Epicurius mendasarkan pemikirannya pada paham Cyrenics.  Paham mereka banyak diikuti dizaman baru ini, seperti Gassendi, seorang ahli filsafat Perancis (1592-1656). Ia membuka sekolah di Perancis dengan menghidupkan kembali paham Epicurius. Dari paham ini melahirkan seorang pemikir bernama Mouliere dan orang-orang Perancis yang termasyhur lainnya.
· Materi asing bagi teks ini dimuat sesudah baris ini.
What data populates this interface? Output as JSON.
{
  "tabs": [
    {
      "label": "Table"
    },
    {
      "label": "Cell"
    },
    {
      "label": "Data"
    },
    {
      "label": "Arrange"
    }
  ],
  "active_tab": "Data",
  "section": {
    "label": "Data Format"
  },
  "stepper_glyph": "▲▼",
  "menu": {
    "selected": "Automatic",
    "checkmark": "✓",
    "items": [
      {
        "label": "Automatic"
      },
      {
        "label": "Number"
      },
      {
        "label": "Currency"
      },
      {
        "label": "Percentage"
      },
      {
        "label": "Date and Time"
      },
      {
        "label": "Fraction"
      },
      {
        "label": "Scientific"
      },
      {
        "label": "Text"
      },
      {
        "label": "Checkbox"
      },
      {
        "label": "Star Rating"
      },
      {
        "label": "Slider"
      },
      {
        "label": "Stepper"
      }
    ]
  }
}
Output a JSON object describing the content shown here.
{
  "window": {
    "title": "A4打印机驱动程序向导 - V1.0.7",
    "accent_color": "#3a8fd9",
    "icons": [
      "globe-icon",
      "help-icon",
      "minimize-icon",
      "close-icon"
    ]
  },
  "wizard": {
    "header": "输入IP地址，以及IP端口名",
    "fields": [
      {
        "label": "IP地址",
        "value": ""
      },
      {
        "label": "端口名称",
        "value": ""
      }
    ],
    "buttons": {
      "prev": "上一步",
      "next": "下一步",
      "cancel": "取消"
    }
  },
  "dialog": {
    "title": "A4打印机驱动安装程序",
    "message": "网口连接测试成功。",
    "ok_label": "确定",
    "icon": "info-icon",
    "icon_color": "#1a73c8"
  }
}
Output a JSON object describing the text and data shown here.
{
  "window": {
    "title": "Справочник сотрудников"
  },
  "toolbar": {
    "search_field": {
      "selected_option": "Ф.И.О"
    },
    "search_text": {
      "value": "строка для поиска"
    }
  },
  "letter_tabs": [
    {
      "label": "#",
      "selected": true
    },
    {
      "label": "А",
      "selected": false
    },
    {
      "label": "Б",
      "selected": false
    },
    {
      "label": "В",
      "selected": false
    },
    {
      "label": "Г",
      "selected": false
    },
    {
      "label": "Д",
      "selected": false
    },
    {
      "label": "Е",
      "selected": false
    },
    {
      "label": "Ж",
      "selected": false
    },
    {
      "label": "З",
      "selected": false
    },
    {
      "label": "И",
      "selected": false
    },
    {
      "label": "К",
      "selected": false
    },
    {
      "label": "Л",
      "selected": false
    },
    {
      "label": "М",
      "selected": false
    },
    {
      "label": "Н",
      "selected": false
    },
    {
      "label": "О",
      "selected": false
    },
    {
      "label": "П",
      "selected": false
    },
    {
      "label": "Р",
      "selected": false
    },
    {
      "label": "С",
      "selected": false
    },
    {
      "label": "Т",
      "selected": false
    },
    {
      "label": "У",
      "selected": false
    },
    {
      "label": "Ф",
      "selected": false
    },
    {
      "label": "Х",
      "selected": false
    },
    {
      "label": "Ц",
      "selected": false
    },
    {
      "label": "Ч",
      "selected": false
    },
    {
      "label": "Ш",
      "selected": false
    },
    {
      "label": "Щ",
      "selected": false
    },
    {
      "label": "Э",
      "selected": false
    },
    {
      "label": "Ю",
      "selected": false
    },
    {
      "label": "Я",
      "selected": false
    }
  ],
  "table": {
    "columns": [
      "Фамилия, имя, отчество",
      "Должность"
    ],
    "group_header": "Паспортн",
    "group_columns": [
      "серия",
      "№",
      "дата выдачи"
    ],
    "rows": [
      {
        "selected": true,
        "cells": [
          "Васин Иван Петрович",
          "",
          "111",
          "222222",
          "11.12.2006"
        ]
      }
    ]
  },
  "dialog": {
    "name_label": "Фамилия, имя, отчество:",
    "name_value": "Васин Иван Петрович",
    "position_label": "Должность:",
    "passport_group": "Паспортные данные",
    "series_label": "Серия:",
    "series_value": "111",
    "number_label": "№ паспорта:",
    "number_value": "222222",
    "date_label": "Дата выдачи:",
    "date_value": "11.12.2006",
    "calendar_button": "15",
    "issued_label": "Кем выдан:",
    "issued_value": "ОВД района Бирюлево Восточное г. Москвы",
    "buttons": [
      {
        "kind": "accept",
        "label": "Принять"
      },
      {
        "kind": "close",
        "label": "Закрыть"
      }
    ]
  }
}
b.      Akhlak pada Agama Nasrani
Ajaran akhlak pada agama nasrani tampak bersifat Teo-centries ( memusat pada tuhan). Oleh karena itu, tidak mengherankan jika ajaran akhlak pada agama nasrani dibawa oleh para pendeta berdasarkan ajaran taurat, ini sejalan dengan ajaran ahli-ahli filsafat Yunani dari aliran Stoics dan Epicurius. Agama nasrani menghendaki agar manusia berusaha sungguh-sunguh mensucikan roh yang terdapat pada dirinya dari perbuatan dosa, baik dalam bentuk pemikiran maupun perbuatan. Agama ini menjadikan roh sebagai kekuasaan yang dominan terhadap diri manusia, yaitu sesuatu kekuasaan yang dapat mengalahkan nafsu dan syahwat. [[5]]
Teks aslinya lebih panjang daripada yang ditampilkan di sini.